Which graph represents viable values for y = 5.5x, where x is the number of cans of tomato paste and y is the total weight of the sealed cans in ounces?

The equation \( y = 5.5x \) represents the relationship between the number of cans of tomato paste (x) and the total weight in ounces (y). Given that \( x \) should represent the count of cans, it needs to be a non-negative integer.

Considering that, we can evaluate the given graph choices:

1. A straight line beginning at (0, 0) and ending at (5, 27.5): This represents a continuous relationship and not specifically discrete points for cans, although it covers the range well.

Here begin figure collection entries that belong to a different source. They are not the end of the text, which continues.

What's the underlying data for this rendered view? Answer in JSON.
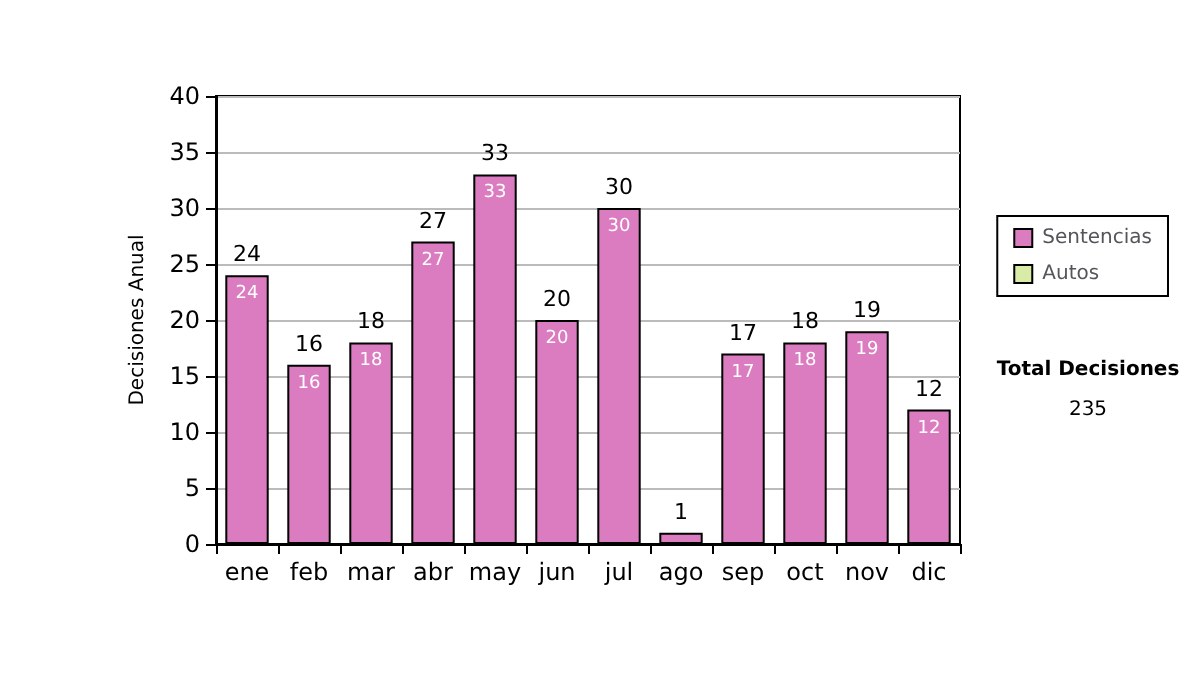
{
  "chart_data": {
    "type": "bar",
    "ylabel": "Decisiones Anual",
    "categories": [
      "ene",
      "feb",
      "mar",
      "abr",
      "may",
      "jun",
      "jul",
      "ago",
      "sep",
      "oct",
      "nov",
      "dic"
    ],
    "series": [
      {
        "name": "Sentencias",
        "color": "#dc7cc0",
        "values": [
          24,
          16,
          18,
          27,
          33,
          20,
          30,
          1,
          17,
          18,
          19,
          12
        ],
        "value_labels": [
          "24",
          "16",
          "18",
          "27",
          "33",
          "20",
          "30",
          null,
          "17",
          "18",
          "19",
          "12"
        ]
      },
      {
        "name": "Autos",
        "color": "#d8eca8",
        "values": [
          null,
          null,
          null,
          null,
          null,
          null,
          null,
          null,
          null,
          null,
          null,
          null
        ]
      }
    ],
    "stacked": true,
    "totals": [
      "24",
      "16",
      "18",
      "27",
      "33",
      "20",
      "30",
      "1",
      "17",
      "18",
      "19",
      "12"
    ],
    "ylim": [
      0,
      40
    ],
    "yticks": [
      0,
      5,
      10,
      15,
      20,
      25,
      30,
      35,
      40
    ],
    "grid": "y",
    "legend": "right",
    "annotations": [
      "Total Decisiones",
      "235"
    ]
  }
}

2. Solid circles appear at points (0, 0), (1, 5.5), (2, 11), (3, 16.5), (4, 22), (5, 27.5): This accurately represents the equation \( y = 5.5x \) for non-negative integer values of \( x \). These points are specific viable values that match the relationship.

3. A straight line beginning at (negative 5, negative 27.5) and ending at (5, 27.5): This line includes negative values of \( x \), which are not viable since \( x \) represents the number of cans and cannot be negative.

4. Solid circles appear at points (negative 5, negative 27.5), (negative 4, negative 22), etc., up to (5, 27.5). This includes negative and positive values for \( x \). However, negative values are not viable for the count of cans.

Based on this analysis, the best representation of viable values for \( y = 5.5x \), where \( x \) is the number of cans (non-negative integers), is the second option:
- **Solid circles appear at points (0, 0), (1, 5.5), (2, 11), (3, 16.5), (4, 22), (5, 27.5)**.